NOW it can be told. When Leo Tolstoy finished his novella, The Cossacks, he was asked by the sports editor of the Evening Red if he could cover the Moscow derby. Pausing only to gasp at the word count, Leo demurred, saying: “I would be quicker writing another novel. And it will take less ink.”

Thus he produced War and Peace in just under the word count of the average Scottish fitba’ reporter at the very average SPFL match. It is why he baulked at man by man ratings. There are more characters in War and Peace than a roll call of the British Expeditionary Force. And Tolstoy was haunted by one dilemma: is Prince Bolkonsky a seven or an eight? This is also why Dickens never, ever watched Brentford, Dante disdained Lazio and Zola chose to play for, rather than write about, Chelsea.

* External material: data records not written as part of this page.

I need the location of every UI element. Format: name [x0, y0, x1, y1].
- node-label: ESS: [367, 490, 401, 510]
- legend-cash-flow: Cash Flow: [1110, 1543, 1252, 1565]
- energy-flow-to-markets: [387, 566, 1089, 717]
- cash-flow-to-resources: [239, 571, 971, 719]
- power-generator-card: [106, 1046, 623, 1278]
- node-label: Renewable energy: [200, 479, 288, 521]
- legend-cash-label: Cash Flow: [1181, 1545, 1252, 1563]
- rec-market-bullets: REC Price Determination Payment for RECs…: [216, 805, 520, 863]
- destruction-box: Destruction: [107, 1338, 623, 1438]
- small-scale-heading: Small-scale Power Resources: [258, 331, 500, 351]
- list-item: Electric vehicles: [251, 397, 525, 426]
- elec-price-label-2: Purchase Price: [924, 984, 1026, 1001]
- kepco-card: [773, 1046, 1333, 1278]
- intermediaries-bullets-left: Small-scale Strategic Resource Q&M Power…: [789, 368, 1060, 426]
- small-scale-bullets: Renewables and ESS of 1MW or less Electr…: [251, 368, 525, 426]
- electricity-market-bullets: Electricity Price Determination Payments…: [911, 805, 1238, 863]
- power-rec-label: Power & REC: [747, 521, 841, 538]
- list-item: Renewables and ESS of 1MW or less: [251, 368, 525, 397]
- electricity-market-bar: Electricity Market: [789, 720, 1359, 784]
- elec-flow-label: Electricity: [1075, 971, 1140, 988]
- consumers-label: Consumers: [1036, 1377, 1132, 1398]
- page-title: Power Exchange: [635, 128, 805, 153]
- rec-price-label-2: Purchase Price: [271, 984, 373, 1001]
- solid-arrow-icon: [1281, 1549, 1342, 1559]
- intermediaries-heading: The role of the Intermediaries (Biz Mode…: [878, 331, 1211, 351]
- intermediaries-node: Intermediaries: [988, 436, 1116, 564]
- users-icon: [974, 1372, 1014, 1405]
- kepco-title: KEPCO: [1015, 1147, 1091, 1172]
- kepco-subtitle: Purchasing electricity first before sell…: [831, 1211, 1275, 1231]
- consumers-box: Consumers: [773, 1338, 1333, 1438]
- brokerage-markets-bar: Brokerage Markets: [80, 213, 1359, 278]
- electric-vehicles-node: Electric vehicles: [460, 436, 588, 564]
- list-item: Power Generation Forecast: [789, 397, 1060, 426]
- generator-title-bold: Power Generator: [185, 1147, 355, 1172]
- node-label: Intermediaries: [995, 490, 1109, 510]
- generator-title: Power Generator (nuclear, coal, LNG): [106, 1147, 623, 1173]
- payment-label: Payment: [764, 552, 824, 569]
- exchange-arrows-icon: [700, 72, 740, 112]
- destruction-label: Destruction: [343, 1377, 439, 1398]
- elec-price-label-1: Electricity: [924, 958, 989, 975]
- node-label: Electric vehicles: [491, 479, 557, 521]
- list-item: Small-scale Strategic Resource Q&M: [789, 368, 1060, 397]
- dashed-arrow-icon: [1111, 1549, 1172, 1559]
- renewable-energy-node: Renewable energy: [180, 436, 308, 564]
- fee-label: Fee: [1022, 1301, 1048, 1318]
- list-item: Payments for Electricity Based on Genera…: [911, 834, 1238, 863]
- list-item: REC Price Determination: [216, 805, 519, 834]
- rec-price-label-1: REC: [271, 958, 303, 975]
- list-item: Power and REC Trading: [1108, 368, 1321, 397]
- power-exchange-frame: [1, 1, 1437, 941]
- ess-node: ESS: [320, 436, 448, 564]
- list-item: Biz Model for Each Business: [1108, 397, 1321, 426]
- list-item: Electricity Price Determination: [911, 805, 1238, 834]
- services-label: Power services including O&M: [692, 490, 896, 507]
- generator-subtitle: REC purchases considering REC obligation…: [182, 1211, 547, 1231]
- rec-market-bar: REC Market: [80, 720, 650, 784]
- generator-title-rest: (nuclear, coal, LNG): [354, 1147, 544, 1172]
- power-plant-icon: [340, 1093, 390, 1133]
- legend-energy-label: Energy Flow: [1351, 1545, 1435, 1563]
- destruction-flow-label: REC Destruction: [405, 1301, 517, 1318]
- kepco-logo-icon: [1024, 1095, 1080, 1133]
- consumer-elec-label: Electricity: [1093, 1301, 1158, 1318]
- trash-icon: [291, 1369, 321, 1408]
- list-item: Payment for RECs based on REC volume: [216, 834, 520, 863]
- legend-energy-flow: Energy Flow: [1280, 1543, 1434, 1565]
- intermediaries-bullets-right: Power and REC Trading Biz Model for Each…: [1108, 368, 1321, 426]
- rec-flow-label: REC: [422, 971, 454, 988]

But for the sporting hack, there is no choice. Our Bleak House is an afternoon in a dismal stand, our Inferno was the seething cauldron of indifference that is the Indodrill Stadium, our J’Accuse is a tepid assault in print of an assistant referee who misses an offside.

But compiling a match report was once manageable. Our only order was to turn up at the game and write something that gave the impression that we were not there. Countless readers have testified to how good I was at this.

Then sports editors decided that we should provide a match report, post-match quotes, man by man ratings, referee watch, number of yellow and red cards and a philosophical reasoning on the morality of falsely claiming for a throw-in. I lie about the last, of course. But there was once in this very blatt a feature called Pub Manager that related to the match. No one knew what this was supposed to entail, no one understood the resulting comments. Again, I was very good at being incomprehensible. Years of practice, I suppose.

The whole package came to just more than 4000 words. Seriously. Thus we were condemned to use more words to reflect on a drab goalless draw at Fir Park than Raymond Carver used to break my heart, inform my life, strengthen my soul and renew my spirit in Where I’m Calling From. Though, he did, shamefully, neglect to give his characters numerical ratings.

There is now another development. It can broadly be called Five Things, as in Five Things We Learned from Dundee United v Hamilton Academical. The poor chaps and chapesses have to come up with reflections on an afternoon of desperate scuffling. There is, therefore, much talk of poor defending or tactical anomalies or even the need for better players. Who would have thought it? But the sporting press have to find the relevant and the informative in what is normally the very dull and the defiantly mundane.

In the spirit of this innovation, I feel I must share with my reader the Five Things I Learned About Match Reporting

5. If you want a goal to be scored, always tell you colleagues that this match is sure to end goalless and then bend your head to type in something on a laptop that is as liable to freeze as a koala bear on a Saltcoats beach. A goal will then immediately be scored and you will know nothing of its conception or execution.

4. Following this point: always sit next to a professional. They will tell you what happened. It is why Blanche DuBois, sports reporter for the N’Awlins Pink, always asserted she relied on the kindness of strangers.

3. Wear appropriate clothing. The rule of frostbitten thumb in Scotland is to consider a trip to a press box as an expedition into Antarctica on a particularly brisk day. Once, in Vienna, I could not write. My sports editor chortled at this, saying: “Always in Scotland you cannot write.” My right thumb and left forefinger are still stuck to the keyboard to this day. If nothing else, this attachment makes an interesting conversation piece on the tennis circuit.

2. Remember that sometimes, just sometimes, someone will read what you have written. He or she may even be a sub-editor. But this only happens occasionally now. More disastrously, that someone may be a player who you have slaughtered without the aid of a humane killer. He may quote this back to you in a press conference months later. Thank you, Scott McDonald.

1. Never, ever engage with the punter. They can walk towards the press boxes with all the innocence of an ingénue auditioning for the lead role in Annie. Their approach, of course, should be accompanied by the soundtrack from Jaws. Many of them have little interest in one’s careful positioning of wicked in front of deflection. They believe syntax is a levy on brothels. And grammar is grandad’s wife. But they know what they don’t like. And it is invariably a pressman hunched over a laptop and under more stress than a Kardashian corset. They proceed to berate one’s incompetence with a withering fury. It is particularly vexing when it is one’s brother.